Recreational fishing is the most popular activity at the lake, which was built primarily for this purpose. Camping, hiking, and biking are also among popular pastimes in the area.
However, during the winter months, access to Woods Canyon Lake may be restricted. Families are most likely to visit during the summer, when temperatures are ideal for swimming and boating on the lake.
11. Bartlett Lake
Bartlett Lake is a reservoir recognized for its excellent sport fishing. Smallmouth bass, largemouth bass, sunfish, crappie, crayfish, and flathead catfish are all found in the lake.
Swimming, water-skiing, and sailing are all popular activities on the lake’s 815 hectares of shoreline. There are also a variety of campgrounds within a short distance of the marina.
In 1939, the Verde River was dammed to create Bartlett Lake. It is located in the Tonto National Forest, approximately 77 kilometers from Phoenix. Additionally, the lake is surrounded by wildflowers, cacti, and hills, making it a magnificent sight.
12. Tempe Town Lake
Tempe Town Lake is located in the central Arizona city of Tempe, as its name suggests. The lake opened to the public in 1999 after being built in 1997.The Tempe Beach Park is located on Tempe Town Lake, which has a variety of trails for running, biking, and skating. With rainbow trout regularly stocked, visitors can go boating and fishing on the lake.

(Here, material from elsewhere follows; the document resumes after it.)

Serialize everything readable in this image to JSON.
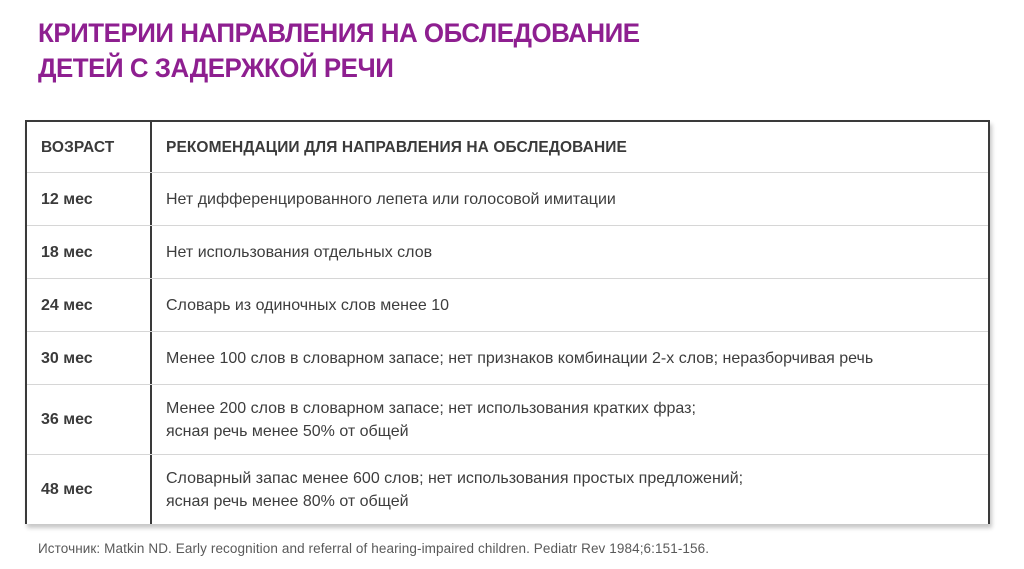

Throughout the year, there are also a number of regattas held in the area. There is a vast marketplace along the lake’s southern bank that includes a mall, restaurants and fire pits, a music venue and a pedestrian path for visitors to enjoy. Around the lake, you’ll find office buildings and residences.
13. Lynx Lake
Lynx Lake is a picturesque body of water nestled among the trees and greenery of the Prescott National Forest. Central Arizona’s Lynx Lake is a popular destination for boating, fishing, hiking, and camping; it’s also a great place to learn about the local wildlife. Mule deer, bald eagles, bull frogs, geese, and osprey are just a few of the wildlife that may be found in the area.

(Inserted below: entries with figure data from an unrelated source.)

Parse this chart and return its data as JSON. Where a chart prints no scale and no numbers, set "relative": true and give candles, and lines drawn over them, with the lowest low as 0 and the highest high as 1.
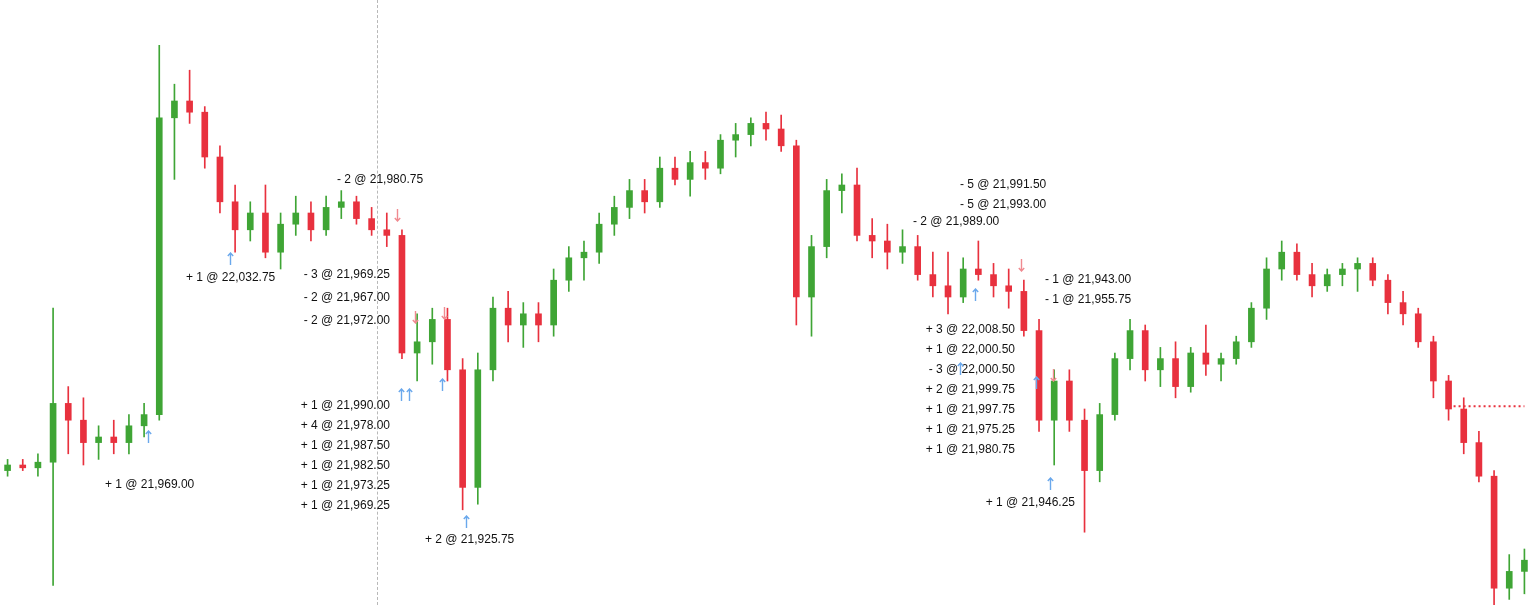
{
  "chart_data": {
    "type": "candlestick",
    "relative": true,
    "colors": [
      "#3fa535",
      "#e8313e",
      "#3fa535",
      "#3fa535",
      "#e8313e",
      "#e8313e",
      "#3fa535",
      "#e8313e",
      "#3fa535",
      "#3fa535",
      "#3fa535",
      "#3fa535",
      "#e8313e",
      "#e8313e",
      "#e8313e",
      "#e8313e",
      "#3fa535",
      "#e8313e",
      "#3fa535",
      "#3fa535",
      "#e8313e",
      "#3fa535",
      "#3fa535",
      "#e8313e",
      "#e8313e",
      "#e8313e",
      "#e8313e",
      "#3fa535",
      "#3fa535",
      "#e8313e",
      "#e8313e",
      "#3fa535",
      "#3fa535",
      "#e8313e",
      "#3fa535",
      "#e8313e",
      "#3fa535",
      "#3fa535",
      "#3fa535",
      "#3fa535",
      "#3fa535",
      "#3fa535",
      "#e8313e",
      "#3fa535",
      "#e8313e",
      "#3fa535",
      "#e8313e",
      "#3fa535",
      "#3fa535",
      "#3fa535",
      "#e8313e",
      "#e8313e",
      "#e8313e",
      "#3fa535",
      "#3fa535",
      "#3fa535",
      "#e8313e",
      "#e8313e",
      "#e8313e",
      "#3fa535",
      "#e8313e",
      "#e8313e",
      "#e8313e",
      "#3fa535",
      "#e8313e",
      "#e8313e",
      "#e8313e",
      "#e8313e",
      "#e8313e",
      "#3fa535",
      "#e8313e",
      "#e8313e",
      "#3fa535",
      "#3fa535",
      "#3fa535",
      "#e8313e",
      "#3fa535",
      "#e8313e",
      "#3fa535",
      "#e8313e",
      "#3fa535",
      "#3fa535",
      "#3fa535",
      "#3fa535",
      "#3fa535",
      "#e8313e",
      "#e8313e",
      "#3fa535",
      "#3fa535",
      "#3fa535",
      "#e8313e",
      "#e8313e",
      "#e8313e",
      "#e8313e",
      "#e8313e",
      "#e8313e",
      "#e8313e",
      "#e8313e",
      "#e8313e",
      "#3fa535",
      "#3fa535"
    ],
    "categories": [
      null,
      null,
      null,
      null,
      null,
      null,
      null,
      null,
      null,
      null,
      null,
      null,
      null,
      null,
      null,
      null,
      null,
      null,
      null,
      null,
      null,
      null,
      null,
      null,
      null,
      null,
      null,
      null,
      null,
      null,
      null,
      null,
      null,
      null,
      null,
      null,
      null,
      null,
      null,
      null,
      null,
      null,
      null,
      null,
      null,
      null,
      null,
      null,
      null,
      null,
      null,
      null,
      null,
      null,
      null,
      null,
      null,
      null,
      null,
      null,
      null,
      null,
      null,
      null,
      null,
      null,
      null,
      null,
      null,
      null,
      null,
      null,
      null,
      null,
      null,
      null,
      null,
      null,
      null,
      null,
      null,
      null,
      null,
      null,
      null,
      null,
      null,
      null,
      null,
      null,
      null,
      null,
      null,
      null,
      null,
      null,
      null,
      null,
      null,
      null,
      null
    ],
    "ohlc": [
      [
        0.24,
        0.26,
        0.23,
        0.25
      ],
      [
        0.25,
        0.26,
        0.24,
        0.245
      ],
      [
        0.245,
        0.27,
        0.23,
        0.255
      ],
      [
        0.255,
        0.53,
        0.035,
        0.36
      ],
      [
        0.36,
        0.39,
        0.27,
        0.33
      ],
      [
        0.33,
        0.37,
        0.25,
        0.29
      ],
      [
        0.29,
        0.32,
        0.26,
        0.3
      ],
      [
        0.3,
        0.33,
        0.27,
        0.29
      ],
      [
        0.29,
        0.34,
        0.27,
        0.32
      ],
      [
        0.32,
        0.36,
        0.3,
        0.34
      ],
      [
        0.34,
        1,
        0.33,
        0.87
      ],
      [
        0.87,
        0.93,
        0.76,
        0.9
      ],
      [
        0.9,
        0.955,
        0.86,
        0.88
      ],
      [
        0.88,
        0.89,
        0.78,
        0.8
      ],
      [
        0.8,
        0.82,
        0.7,
        0.72
      ],
      [
        0.72,
        0.75,
        0.63,
        0.67
      ],
      [
        0.67,
        0.72,
        0.65,
        0.7
      ],
      [
        0.7,
        0.75,
        0.62,
        0.63
      ],
      [
        0.63,
        0.7,
        0.6,
        0.68
      ],
      [
        0.68,
        0.73,
        0.66,
        0.7
      ],
      [
        0.7,
        0.72,
        0.65,
        0.67
      ],
      [
        0.67,
        0.73,
        0.66,
        0.71
      ],
      [
        0.71,
        0.74,
        0.69,
        0.72
      ],
      [
        0.72,
        0.73,
        0.68,
        0.69
      ],
      [
        0.69,
        0.71,
        0.66,
        0.67
      ],
      [
        0.67,
        0.7,
        0.64,
        0.66
      ],
      [
        0.66,
        0.67,
        0.44,
        0.45
      ],
      [
        0.45,
        0.52,
        0.4,
        0.47
      ],
      [
        0.47,
        0.53,
        0.43,
        0.51
      ],
      [
        0.51,
        0.53,
        0.4,
        0.42
      ],
      [
        0.42,
        0.44,
        0.17,
        0.21
      ],
      [
        0.21,
        0.45,
        0.18,
        0.42
      ],
      [
        0.42,
        0.55,
        0.4,
        0.53
      ],
      [
        0.53,
        0.56,
        0.47,
        0.5
      ],
      [
        0.5,
        0.54,
        0.46,
        0.52
      ],
      [
        0.52,
        0.54,
        0.47,
        0.5
      ],
      [
        0.5,
        0.6,
        0.48,
        0.58
      ],
      [
        0.58,
        0.64,
        0.56,
        0.62
      ],
      [
        0.62,
        0.65,
        0.58,
        0.63
      ],
      [
        0.63,
        0.7,
        0.61,
        0.68
      ],
      [
        0.68,
        0.73,
        0.66,
        0.71
      ],
      [
        0.71,
        0.76,
        0.69,
        0.74
      ],
      [
        0.74,
        0.76,
        0.7,
        0.72
      ],
      [
        0.72,
        0.8,
        0.71,
        0.78
      ],
      [
        0.78,
        0.8,
        0.75,
        0.76
      ],
      [
        0.76,
        0.81,
        0.73,
        0.79
      ],
      [
        0.79,
        0.81,
        0.76,
        0.78
      ],
      [
        0.78,
        0.84,
        0.77,
        0.83
      ],
      [
        0.83,
        0.86,
        0.8,
        0.84
      ],
      [
        0.84,
        0.87,
        0.82,
        0.86
      ],
      [
        0.86,
        0.88,
        0.83,
        0.85
      ],
      [
        0.85,
        0.875,
        0.81,
        0.82
      ],
      [
        0.82,
        0.83,
        0.5,
        0.55
      ],
      [
        0.55,
        0.66,
        0.48,
        0.64
      ],
      [
        0.64,
        0.76,
        0.62,
        0.74
      ],
      [
        0.74,
        0.77,
        0.7,
        0.75
      ],
      [
        0.75,
        0.78,
        0.65,
        0.66
      ],
      [
        0.66,
        0.69,
        0.62,
        0.65
      ],
      [
        0.65,
        0.68,
        0.6,
        0.63
      ],
      [
        0.63,
        0.67,
        0.61,
        0.64
      ],
      [
        0.64,
        0.66,
        0.58,
        0.59
      ],
      [
        0.59,
        0.63,
        0.55,
        0.57
      ],
      [
        0.57,
        0.63,
        0.52,
        0.55
      ],
      [
        0.55,
        0.62,
        0.54,
        0.6
      ],
      [
        0.6,
        0.65,
        0.58,
        0.59
      ],
      [
        0.59,
        0.61,
        0.55,
        0.57
      ],
      [
        0.57,
        0.6,
        0.53,
        0.56
      ],
      [
        0.56,
        0.58,
        0.48,
        0.49
      ],
      [
        0.49,
        0.51,
        0.31,
        0.33
      ],
      [
        0.33,
        0.42,
        0.25,
        0.4
      ],
      [
        0.4,
        0.42,
        0.31,
        0.33
      ],
      [
        0.33,
        0.35,
        0.13,
        0.24
      ],
      [
        0.24,
        0.36,
        0.22,
        0.34
      ],
      [
        0.34,
        0.45,
        0.33,
        0.44
      ],
      [
        0.44,
        0.51,
        0.42,
        0.49
      ],
      [
        0.49,
        0.5,
        0.4,
        0.42
      ],
      [
        0.42,
        0.46,
        0.39,
        0.44
      ],
      [
        0.44,
        0.47,
        0.37,
        0.39
      ],
      [
        0.39,
        0.46,
        0.38,
        0.45
      ],
      [
        0.45,
        0.5,
        0.41,
        0.43
      ],
      [
        0.43,
        0.45,
        0.4,
        0.44
      ],
      [
        0.44,
        0.48,
        0.43,
        0.47
      ],
      [
        0.47,
        0.54,
        0.46,
        0.53
      ],
      [
        0.53,
        0.62,
        0.51,
        0.6
      ],
      [
        0.6,
        0.65,
        0.58,
        0.63
      ],
      [
        0.63,
        0.645,
        0.58,
        0.59
      ],
      [
        0.59,
        0.61,
        0.55,
        0.57
      ],
      [
        0.57,
        0.6,
        0.56,
        0.59
      ],
      [
        0.59,
        0.61,
        0.57,
        0.6
      ],
      [
        0.6,
        0.62,
        0.56,
        0.61
      ],
      [
        0.61,
        0.62,
        0.57,
        0.58
      ],
      [
        0.58,
        0.59,
        0.52,
        0.54
      ],
      [
        0.54,
        0.56,
        0.5,
        0.52
      ],
      [
        0.52,
        0.53,
        0.46,
        0.47
      ],
      [
        0.47,
        0.48,
        0.37,
        0.4
      ],
      [
        0.4,
        0.41,
        0.33,
        0.35
      ],
      [
        0.35,
        0.37,
        0.27,
        0.29
      ],
      [
        0.29,
        0.31,
        0.22,
        0.23
      ],
      [
        0.23,
        0.24,
        0,
        0.03
      ],
      [
        0.03,
        0.09,
        0.01,
        0.06
      ],
      [
        0.06,
        0.1,
        0.02,
        0.08
      ]
    ],
    "series": [
      {
        "type": "line",
        "color": "#e8313e",
        "line_style": "dotted",
        "marker": "none",
        "values": [
          null,
          null,
          null,
          null,
          null,
          null,
          null,
          null,
          null,
          null,
          null,
          null,
          null,
          null,
          null,
          null,
          null,
          null,
          null,
          null,
          null,
          null,
          null,
          null,
          null,
          null,
          null,
          null,
          null,
          null,
          null,
          null,
          null,
          null,
          null,
          null,
          null,
          null,
          null,
          null,
          null,
          null,
          null,
          null,
          null,
          null,
          null,
          null,
          null,
          null,
          null,
          null,
          null,
          null,
          null,
          null,
          null,
          null,
          null,
          null,
          null,
          null,
          null,
          null,
          null,
          null,
          null,
          null,
          null,
          null,
          null,
          null,
          null,
          null,
          null,
          null,
          null,
          null,
          null,
          null,
          null,
          null,
          null,
          null,
          null,
          null,
          null,
          null,
          null,
          null,
          null,
          null,
          null,
          null,
          null,
          0.355,
          0.355,
          0.355,
          0.355,
          0.355,
          0.355
        ]
      }
    ],
    "annotations": [
      "- 2 @ 21,980.75",
      "+ 1 @ 22,032.75",
      "+ 1 @ 21,969.00",
      "- 3 @ 21,969.25",
      "- 2 @ 21,967.00",
      "- 2 @ 21,972.00",
      "+ 1 @ 21,990.00",
      "+ 4 @ 21,978.00",
      "+ 1 @ 21,987.50",
      "+ 1 @ 21,982.50",
      "+ 1 @ 21,973.25",
      "+ 1 @ 21,969.25",
      "+ 2 @ 21,925.75",
      "- 2 @ 21,989.00",
      "- 5 @ 21,991.50",
      "- 5 @ 21,993.00",
      "+ 3 @ 22,008.50",
      "+ 1 @ 22,000.50",
      "- 3 @ 22,000.50",
      "+ 2 @ 21,999.75",
      "+ 1 @ 21,997.75",
      "+ 1 @ 21,975.25",
      "+ 1 @ 21,980.75",
      "- 1 @ 21,955.75",
      "- 1 @ 21,943.00",
      "+ 1 @ 21,946.25"
    ]
  }
}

Each year, the lake attracts more than 125,000 tourists, many of whom are desert residents seeking respite from the intense heat. In addition to being easily reachable by car, it is also accessible to people with disabilities.
14. Alamo Lake
Alamo Lake, which is located in the Alamo Lake State Park, was created in 1968 by the Alamo Dam for flood control. It is also a major tourist attraction and one of the best fishing places in the state of Arizona.
As a result, Alamo Lake is a popular destination for fishing tournaments due to its abundance of species like crappie, largemouth bass, channel catfish, sunfish, and tilapia. At least one fishing record is broken every year at this lake.
Camping and hiking are available in the park’s surrounding area, but there are also cabins for tourists who prefer a little more privacy. Among the activities that may be enjoyed at Alamo Lake are swimming, boating, biking, and picnics.
Even while these lakes are popular for boating, fishing, and other outdoor activities, they have an additional function: they help to conserve water during times of drought in this extremely dry region by storing it in reservoirs. So, these lakes are the reason that save Arizona from turning into a desert!